At Camp David in July, Mr Barak went far beyond the presumed limits of Israeli consensus, and offered to withdraw from more than 90 per cent of the West Bank and to share Jerusalem with Mr Arafat. He did this even though he was far from sure his public would back him, and even though his mentor, Yitzhak Rabin, was assassinated five years ago by an Israeli citizen, for the "crime" of relinquishing other Biblical territory to Palestinian control. He did this because, as Mr Erekat knows, he was seriously trying for a permanent peace.

Maybe Mr Arafat feared that to sign up for Mr Barak's offer would be to sign his own death warrant. Shared control of Jerusalem, true enough, is not what he has been promising his people down the years. But isn't that what leadership is about - taking the long view, agreeing a deal that offers your people independent statehood, a partnership with neighbouring Israel and international support, even if it risks igniting the ire of the extremists?

I don't blame the mothers of Gaza for being ready, as a Palestinian journalist told me a few days ago, "to sacrifice their daughters for Palestine", because I've also been watching Palestinian TV, and the carefully edited footage of Palestinian misery and Israeli brutality leaves very little room for hope.

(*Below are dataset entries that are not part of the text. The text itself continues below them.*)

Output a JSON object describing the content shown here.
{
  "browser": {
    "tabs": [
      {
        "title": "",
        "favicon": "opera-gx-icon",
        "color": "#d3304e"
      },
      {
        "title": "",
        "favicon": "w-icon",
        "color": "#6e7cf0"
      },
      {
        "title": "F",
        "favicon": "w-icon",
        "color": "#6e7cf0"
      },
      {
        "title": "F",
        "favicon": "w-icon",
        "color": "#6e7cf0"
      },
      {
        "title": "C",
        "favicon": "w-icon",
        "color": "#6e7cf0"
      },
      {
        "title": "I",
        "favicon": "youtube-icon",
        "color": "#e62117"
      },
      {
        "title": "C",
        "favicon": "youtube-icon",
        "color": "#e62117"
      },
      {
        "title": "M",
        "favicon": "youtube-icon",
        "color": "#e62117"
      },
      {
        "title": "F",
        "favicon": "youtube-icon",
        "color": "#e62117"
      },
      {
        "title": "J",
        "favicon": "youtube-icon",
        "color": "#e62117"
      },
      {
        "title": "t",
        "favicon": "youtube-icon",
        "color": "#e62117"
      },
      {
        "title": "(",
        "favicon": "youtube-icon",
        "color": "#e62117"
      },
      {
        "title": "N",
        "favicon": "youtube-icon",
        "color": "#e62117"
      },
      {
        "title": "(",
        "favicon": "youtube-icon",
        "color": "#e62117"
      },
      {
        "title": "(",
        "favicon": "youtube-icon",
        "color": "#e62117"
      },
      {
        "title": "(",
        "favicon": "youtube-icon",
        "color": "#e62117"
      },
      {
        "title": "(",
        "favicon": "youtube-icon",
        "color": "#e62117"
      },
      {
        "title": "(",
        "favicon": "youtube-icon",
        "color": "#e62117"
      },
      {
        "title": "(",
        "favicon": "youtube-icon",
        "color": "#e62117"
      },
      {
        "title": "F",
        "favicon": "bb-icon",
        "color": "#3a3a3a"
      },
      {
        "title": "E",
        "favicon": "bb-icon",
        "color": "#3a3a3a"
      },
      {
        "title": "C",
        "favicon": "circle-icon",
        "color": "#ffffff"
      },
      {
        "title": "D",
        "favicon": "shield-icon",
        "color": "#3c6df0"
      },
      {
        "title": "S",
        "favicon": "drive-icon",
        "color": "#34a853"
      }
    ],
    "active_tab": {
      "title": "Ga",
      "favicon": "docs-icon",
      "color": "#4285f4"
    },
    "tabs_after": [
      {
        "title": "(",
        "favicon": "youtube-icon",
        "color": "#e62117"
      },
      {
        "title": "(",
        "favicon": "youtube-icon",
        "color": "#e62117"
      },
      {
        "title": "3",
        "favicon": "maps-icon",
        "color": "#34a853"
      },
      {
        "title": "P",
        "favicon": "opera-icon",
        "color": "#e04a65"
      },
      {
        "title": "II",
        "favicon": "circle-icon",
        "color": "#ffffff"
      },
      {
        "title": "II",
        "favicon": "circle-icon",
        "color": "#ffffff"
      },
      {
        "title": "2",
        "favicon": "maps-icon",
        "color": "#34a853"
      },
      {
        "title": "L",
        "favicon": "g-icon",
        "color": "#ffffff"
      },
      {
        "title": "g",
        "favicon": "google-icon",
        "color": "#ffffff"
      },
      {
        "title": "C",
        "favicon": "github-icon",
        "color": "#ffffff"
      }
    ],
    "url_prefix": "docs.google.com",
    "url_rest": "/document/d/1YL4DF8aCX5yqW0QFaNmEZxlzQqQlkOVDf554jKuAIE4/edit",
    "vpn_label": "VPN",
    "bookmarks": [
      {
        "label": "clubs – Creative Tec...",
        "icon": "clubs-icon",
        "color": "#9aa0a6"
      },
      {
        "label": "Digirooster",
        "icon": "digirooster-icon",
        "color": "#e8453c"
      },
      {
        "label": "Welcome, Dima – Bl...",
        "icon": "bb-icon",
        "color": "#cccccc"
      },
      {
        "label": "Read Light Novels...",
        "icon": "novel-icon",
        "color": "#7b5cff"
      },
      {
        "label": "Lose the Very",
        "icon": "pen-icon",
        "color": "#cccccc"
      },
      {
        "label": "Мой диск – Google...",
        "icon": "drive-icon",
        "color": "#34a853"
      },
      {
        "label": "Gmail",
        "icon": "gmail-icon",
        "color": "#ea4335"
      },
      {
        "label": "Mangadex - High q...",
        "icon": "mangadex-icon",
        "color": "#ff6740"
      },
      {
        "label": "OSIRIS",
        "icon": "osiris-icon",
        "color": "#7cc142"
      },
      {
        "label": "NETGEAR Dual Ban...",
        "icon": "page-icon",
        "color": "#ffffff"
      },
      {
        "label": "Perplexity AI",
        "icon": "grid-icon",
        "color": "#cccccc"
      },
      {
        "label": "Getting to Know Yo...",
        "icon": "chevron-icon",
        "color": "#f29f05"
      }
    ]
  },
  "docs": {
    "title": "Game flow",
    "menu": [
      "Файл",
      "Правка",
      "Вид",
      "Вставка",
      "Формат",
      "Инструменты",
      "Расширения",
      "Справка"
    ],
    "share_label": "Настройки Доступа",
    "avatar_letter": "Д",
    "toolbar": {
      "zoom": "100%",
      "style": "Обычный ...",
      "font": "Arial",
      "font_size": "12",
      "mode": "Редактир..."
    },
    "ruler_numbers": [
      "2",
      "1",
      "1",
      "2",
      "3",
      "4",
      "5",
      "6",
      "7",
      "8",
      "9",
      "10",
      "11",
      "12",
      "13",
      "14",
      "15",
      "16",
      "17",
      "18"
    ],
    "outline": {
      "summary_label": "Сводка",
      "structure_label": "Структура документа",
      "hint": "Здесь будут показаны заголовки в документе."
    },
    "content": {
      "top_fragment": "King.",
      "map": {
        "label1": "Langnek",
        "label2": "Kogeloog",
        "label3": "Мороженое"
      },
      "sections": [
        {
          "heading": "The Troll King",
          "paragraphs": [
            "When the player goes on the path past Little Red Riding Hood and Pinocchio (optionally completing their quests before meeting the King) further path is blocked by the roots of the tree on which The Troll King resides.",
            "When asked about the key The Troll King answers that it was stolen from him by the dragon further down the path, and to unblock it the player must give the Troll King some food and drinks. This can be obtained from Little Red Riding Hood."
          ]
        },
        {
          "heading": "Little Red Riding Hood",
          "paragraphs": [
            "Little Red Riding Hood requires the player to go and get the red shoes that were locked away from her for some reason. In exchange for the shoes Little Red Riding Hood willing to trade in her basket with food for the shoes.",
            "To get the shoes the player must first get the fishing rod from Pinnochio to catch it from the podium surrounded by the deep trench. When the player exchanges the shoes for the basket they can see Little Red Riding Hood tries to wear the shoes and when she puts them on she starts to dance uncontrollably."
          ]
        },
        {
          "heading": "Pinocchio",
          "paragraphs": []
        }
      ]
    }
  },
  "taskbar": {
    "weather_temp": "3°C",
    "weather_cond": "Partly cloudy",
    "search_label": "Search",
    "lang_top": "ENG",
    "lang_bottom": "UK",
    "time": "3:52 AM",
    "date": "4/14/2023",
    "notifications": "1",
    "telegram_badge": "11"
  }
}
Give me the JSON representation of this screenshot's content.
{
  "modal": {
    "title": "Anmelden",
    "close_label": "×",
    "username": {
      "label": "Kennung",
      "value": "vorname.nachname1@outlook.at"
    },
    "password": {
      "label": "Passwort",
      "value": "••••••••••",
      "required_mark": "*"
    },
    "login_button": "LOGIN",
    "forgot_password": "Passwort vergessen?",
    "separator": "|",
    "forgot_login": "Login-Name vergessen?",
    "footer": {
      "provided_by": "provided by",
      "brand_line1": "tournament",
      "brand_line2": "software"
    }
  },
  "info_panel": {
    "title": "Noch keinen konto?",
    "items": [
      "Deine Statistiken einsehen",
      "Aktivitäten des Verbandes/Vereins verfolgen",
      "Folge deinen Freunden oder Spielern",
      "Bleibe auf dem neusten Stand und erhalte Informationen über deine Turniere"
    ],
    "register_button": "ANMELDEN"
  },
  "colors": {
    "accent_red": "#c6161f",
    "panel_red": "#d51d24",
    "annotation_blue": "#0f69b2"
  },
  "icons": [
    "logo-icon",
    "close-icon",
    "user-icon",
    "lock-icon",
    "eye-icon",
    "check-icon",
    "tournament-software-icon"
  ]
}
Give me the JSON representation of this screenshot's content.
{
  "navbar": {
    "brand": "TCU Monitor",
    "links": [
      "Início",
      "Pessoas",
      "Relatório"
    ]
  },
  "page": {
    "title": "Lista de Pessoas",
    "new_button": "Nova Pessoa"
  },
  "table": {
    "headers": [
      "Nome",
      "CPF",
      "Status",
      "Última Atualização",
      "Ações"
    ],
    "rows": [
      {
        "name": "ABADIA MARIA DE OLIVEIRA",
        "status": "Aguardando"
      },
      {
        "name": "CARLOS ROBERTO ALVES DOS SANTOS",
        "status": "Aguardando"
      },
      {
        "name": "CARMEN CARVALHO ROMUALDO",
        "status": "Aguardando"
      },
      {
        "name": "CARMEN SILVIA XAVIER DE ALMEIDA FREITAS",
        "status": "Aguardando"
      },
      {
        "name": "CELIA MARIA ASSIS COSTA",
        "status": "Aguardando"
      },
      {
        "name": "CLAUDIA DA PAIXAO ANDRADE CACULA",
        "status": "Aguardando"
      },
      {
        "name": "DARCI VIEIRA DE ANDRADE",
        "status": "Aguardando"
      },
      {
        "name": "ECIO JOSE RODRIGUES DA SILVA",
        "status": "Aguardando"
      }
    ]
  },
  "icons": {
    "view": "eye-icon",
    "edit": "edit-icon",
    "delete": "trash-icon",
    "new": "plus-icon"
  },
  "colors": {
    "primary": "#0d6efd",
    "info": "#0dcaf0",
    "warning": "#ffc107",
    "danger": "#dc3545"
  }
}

That journalist seemed not to know that Mr Barak had been seeking to work with Mr Arafat towards Palestinian statehood, or to recognise that Ariel Sharon, whose visit to Temple Mount - the Muslim Haram al-Sharif, or Dome of the Rock - last month sparked all this bloodletting, heads the political party that most Israelis rejected at the last elections.

But I do blame Mr Arafat. For failing to lead his people to a peace agreement neither side would have liked but both sides could have lived with, and for failing properly to inform his people that the opportunity for peace was there.

Mr Sharon's visit was insensitive; Mr Barak doubtless regrets that he didn't prevent it, and that Israeli police didn't deploy and react more sensitively the next day, when seven Palestinians were killed outside the mosques. But that was more than 100 deaths ago. Genuine peace partners would have worked together to put a stop to the killing. Mr Arafat couldn't even bring himself to honour his commitment at the Sharm el-Sheikh summit, and publicly call on his own people to help end the violence.

So the signs are that the body count will keep on rising. Quite soon now, Mr Barak, discredited by the failure of the peace effort, will be replaced by Mr Sharon or, more likely, by Benjamin Netanyahu, the man whom Israelis rejected a year ago because they wanted to give moderation a chance.

Mr Netanyahu will not strain any Israeli consensus in seeking reconciliation, or offer to withdraw from 90 per cent of the West Bank, or to share Jerusalem. And I don't know what Mr Arafat thinks he, or his people, have to gain from that.

David Horovitz, editor of 'The Jerusalem Report' magazine, is the author 'A Little Too Close to God: The Thrills and Panic of a Life in Israel'.